That's hilarious about the mescaline blotters, I'd love to see a photo of one. I would struggle to fit a full dose of mescaline in a pressie.
And when you say 3,4-MDA, that's 3,4-methylenedioxyamphetamine, right? Isn't that just normal MDA? How was 25 mg active, if that's so?
Also, what is p-Me AM? Para-methoxy something? I'm very cuous about it and the m-Me AM as well. Do you know the full chemical names or CAS numbers of any of these, AlsoTapered?
Given that about 350mg of the compound is needed to produce a full-on mescaline trip & knowing that DOB blotters with 5mg on each were usually 9 x 9 mm, I calculate that about 7.5 cm squares would be about right. Roughly the size of one of the original square Post It notes.
Exactly how one would apply the dose raises it's own interesting issues. I cannot be the only person who heard the old story where people refer to strong LSD blotters as being 'double dipped'. Well, I once helped a Dutch friend convert pure (and I'm sure we know the 'special test') liquid-crystal LSD (so called because the warmth of ones hands on the (brown) container would melt the product) and methanol, a dark room and about 4 days were required as we applied a single drop to each square.
My friend didn't/doesn't use drugs of any kind (not even caffeine) and was concerned about all the stories of people tripping while producing blotters so he obtained a supply of neuroleptics... and TBH, I didn't touch them and after 4 days my friend was a mess - neuroleptics REALLY seem to screw people up (and better ones are known and known to work bud didn't reach market due to a commercial reason - if you want to know the story, PM me).
Originally we had both p-Me aminorex and m-Me aminorex produced. The former was very mild and we started to think we had made a mistake. Then we tried m-Me aminorex and that turned out to be a stimulant which MAY have had some SERT activity, but it just felt like a stimulant.
It was actually my wife who tried mixing them 50:50 and said 'I THINK I have found the answer'. After about 40 people tried various ratios, it turned out that a 2:1 p/m ratio was, to quote her 'like MDA on steroids. THEN she pointed out that example 13 of the George Ireland Poos patent was for 3,4-MD aminorex... and thus MDAR was produced and shown to be indistinguishable from MDA... and legal at the time.
So the IDIOT (he knows who he is) had someone make p,4-dimethylaminorex that he graced with the name 'Serotonia'. My wife sampled it and said it was more or less identical to p-Me aminorex. Sadly, UK law was constantly banning things and our first (and sole) batch of MDAR was seized by the police in spite of it being legal. After 6 months it's possible to sue to get your material back but they knew the PSA law would come into force... so we never got it back.

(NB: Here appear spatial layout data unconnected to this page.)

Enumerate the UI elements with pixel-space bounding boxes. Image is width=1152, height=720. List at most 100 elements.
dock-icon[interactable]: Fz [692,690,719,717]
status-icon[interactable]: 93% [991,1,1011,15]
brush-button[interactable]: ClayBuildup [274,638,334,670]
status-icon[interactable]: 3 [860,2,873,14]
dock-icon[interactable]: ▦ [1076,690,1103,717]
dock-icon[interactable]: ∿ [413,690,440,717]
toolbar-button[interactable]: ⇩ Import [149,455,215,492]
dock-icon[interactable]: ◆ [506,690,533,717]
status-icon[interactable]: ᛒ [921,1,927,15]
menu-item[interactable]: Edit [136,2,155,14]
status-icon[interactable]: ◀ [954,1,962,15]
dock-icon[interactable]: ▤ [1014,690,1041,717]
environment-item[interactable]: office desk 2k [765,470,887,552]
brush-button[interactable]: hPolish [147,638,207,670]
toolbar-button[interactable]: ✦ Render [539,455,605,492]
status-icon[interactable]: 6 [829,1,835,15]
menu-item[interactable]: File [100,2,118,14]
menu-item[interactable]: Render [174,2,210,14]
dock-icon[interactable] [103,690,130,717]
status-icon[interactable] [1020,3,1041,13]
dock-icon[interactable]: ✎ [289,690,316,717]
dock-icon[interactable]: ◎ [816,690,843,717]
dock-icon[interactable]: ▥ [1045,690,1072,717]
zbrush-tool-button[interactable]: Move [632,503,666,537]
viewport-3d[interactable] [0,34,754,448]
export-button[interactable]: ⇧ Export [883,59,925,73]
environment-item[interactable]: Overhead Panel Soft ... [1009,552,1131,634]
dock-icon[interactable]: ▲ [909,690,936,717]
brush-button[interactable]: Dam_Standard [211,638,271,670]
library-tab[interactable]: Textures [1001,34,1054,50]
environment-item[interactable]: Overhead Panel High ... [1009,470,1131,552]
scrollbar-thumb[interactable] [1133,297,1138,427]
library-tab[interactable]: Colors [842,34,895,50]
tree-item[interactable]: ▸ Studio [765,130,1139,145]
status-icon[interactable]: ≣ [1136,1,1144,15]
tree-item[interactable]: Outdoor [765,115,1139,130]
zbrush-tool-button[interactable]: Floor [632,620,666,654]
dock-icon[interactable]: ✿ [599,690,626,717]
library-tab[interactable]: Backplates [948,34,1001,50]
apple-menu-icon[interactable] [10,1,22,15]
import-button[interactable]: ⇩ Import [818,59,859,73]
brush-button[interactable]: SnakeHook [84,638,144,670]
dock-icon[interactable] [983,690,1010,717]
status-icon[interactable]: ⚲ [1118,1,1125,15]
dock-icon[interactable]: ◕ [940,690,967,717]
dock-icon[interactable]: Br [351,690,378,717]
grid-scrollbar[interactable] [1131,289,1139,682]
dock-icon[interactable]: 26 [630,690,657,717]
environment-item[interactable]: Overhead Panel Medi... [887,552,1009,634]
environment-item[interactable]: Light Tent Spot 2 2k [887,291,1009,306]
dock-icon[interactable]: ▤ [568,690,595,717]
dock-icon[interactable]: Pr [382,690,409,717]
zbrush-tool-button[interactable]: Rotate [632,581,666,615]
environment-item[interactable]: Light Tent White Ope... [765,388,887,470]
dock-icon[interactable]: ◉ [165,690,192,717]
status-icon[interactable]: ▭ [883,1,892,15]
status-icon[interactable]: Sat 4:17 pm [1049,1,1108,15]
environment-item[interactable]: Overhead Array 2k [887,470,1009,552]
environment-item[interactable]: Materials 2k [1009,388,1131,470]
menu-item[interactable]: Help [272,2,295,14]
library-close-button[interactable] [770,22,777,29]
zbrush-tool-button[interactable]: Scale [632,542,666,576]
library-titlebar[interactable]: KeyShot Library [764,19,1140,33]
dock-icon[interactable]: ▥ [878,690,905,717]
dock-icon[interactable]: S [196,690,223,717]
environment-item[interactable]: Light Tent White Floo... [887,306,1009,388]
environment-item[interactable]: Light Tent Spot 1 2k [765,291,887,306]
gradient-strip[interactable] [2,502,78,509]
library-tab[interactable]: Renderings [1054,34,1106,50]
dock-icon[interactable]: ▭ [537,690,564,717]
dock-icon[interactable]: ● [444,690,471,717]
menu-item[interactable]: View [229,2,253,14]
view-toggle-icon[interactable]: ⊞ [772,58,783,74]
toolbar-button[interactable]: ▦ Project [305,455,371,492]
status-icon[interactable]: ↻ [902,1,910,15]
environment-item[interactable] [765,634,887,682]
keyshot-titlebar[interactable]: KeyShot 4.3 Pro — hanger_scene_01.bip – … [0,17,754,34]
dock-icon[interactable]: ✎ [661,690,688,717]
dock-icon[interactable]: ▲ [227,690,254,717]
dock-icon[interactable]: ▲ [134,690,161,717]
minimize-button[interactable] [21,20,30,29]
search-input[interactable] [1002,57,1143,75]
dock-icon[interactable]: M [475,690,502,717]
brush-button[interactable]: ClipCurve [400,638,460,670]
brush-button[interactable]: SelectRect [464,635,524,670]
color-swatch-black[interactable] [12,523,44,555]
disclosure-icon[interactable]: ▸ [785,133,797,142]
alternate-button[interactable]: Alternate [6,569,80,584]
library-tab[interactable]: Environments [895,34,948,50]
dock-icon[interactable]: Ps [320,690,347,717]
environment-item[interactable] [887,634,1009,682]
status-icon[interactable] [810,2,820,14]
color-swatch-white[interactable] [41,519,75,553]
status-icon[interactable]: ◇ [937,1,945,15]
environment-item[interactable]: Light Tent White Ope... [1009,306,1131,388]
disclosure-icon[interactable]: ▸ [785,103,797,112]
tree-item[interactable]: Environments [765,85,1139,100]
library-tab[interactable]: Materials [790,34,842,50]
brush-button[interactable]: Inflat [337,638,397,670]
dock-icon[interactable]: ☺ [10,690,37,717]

BTW you cannot use the 'simple' KOCN route used to produce trans 4-MAR (and ring-substituted derivatives thereof). What you end up with is a substituted urea. Luckily a 1970s East German patent shows that the urea can be cyclized into (ring substituted) aminorex simply by heating in concentrated HCl. The problem is that a mixture of products are formed and not all of them can be removed using an A/B (or B/A in this case).
It's a shame because it really DOES offer an alternative to MDA. I would also add that (R) AMT is also a good substitute (as you know, racemic AET was sold AS MDA in the early 1980s BUT since only the (S) isomer of AMT has 5HT2a affinity, resolution offers a great alternative... one isomer is like MDA, the other is like LSD) but if you want the VERY bet, (R) a,7-dimethyl tryptamine (1-(7-methyl-1H-indol-3-yl)propan-2-amine) is ALSO like MDA... but 40mg is a BIG dose and the (S) isomer produces interesting effects. Hart to put into words but I guess 'a psychedelic with no visuals would be the best I can do for you. I'm pretty sure some other compounds have also been described this way. Your thinking is JUST like thinking on LSD but your vision isn't impacted.
Fast&bulbous is the expert in the detailed workings of psychedelics so if you want the details, I recommend you discuss it with them.
As always, if someone has references supporting or diverging from my own experiences, I am always glad to read them.